5 Responses to “So You Think You Can Dance – It’s a packed season eight already”

May 27, 2011 at 10:06 PM

Mary said “organtic” not lil C

May 27, 2011 at 10:23 PM

. . . . .

See?

That’s what I mean! There’s so much that went on in the episode, it was difficult to keep up!

You are correct, dejjavou … Mary and her teeth did say it.

I was half holding my ears in anticipation of her yelling at me … must not have heard it coming from her …

May 28, 2011 at 12:03 AM

I always fast forward through Lil C’s comments. They hurt my ears. He could be right as rain on all matters but he makes a fool of himself when his mouth opens.

May 29, 2011 at 12:15 AM

I think I heard somewhere a while back that Mary really can’t do all the yelling she used to do because she’s had some medical issues during her season away from the show (thyroid cancer). But she did let out a few at the start, so maybe they’re just trying to throw us off guard. Either way, I missed her (never thought I’d say that) and I actually didn’t make it all the way through last season because it was lacking whatever it is Mary brings to the show.
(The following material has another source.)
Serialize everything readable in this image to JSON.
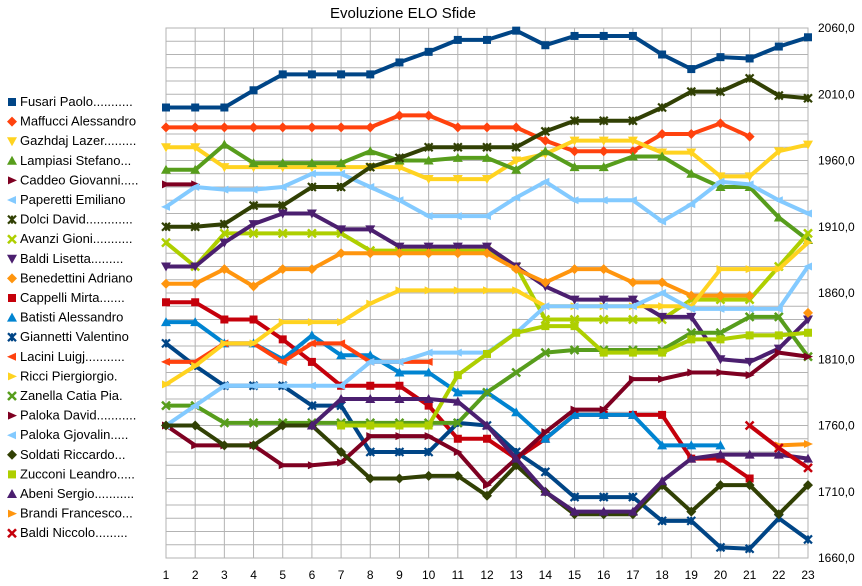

And I LOVE this show. Much more than any singing competition because singers are a dime a dozen with only a few true major talents out there who don’t require the talents of technicians to make them sound good. Dancers don’t have that luxury and they either bring it to the floor every time or they’re out the door. I just see a completely different vibe and emotion from the dancers on SYTYCD compared to the singers on, say, Idol. Every dancer wears their heart on their sleeve and I get so invested in them that I can feel the large grin on my face when someone really good gets to advance, I feel the heartbreak when good but not great ones don’t get to move on and, even though all I know about dance has basically come from this show, there are pieces that actually move me to tears (like the second girl on the premiere) and I don’t even know why. For someone to be able to do that without words but just through movement is just miraculous and that’s why I love this show so much.

May 29, 2011 at 12:30 AM

. . . . .

It might sound strange to the casual observer, Chuck, but in many ways I feel the same.

I remember beginning to watch this show several (4? 5?) seasons casually and then it started becoming more than just an aside. I got invested over the course of a season in the players of the game.

And you’re correct: These guys and gals must wear their hearts on their sleeves. It’s the only way they can do it in order to move on. Have a bad day, you’re almost assured of getting the boot; do your best and at least you know you did, stay or go.

Additionally, yes: I have been moved to tears at some of the performances. It might sound weird, but when something like this can do that, I feel my intelligence quotient has risen.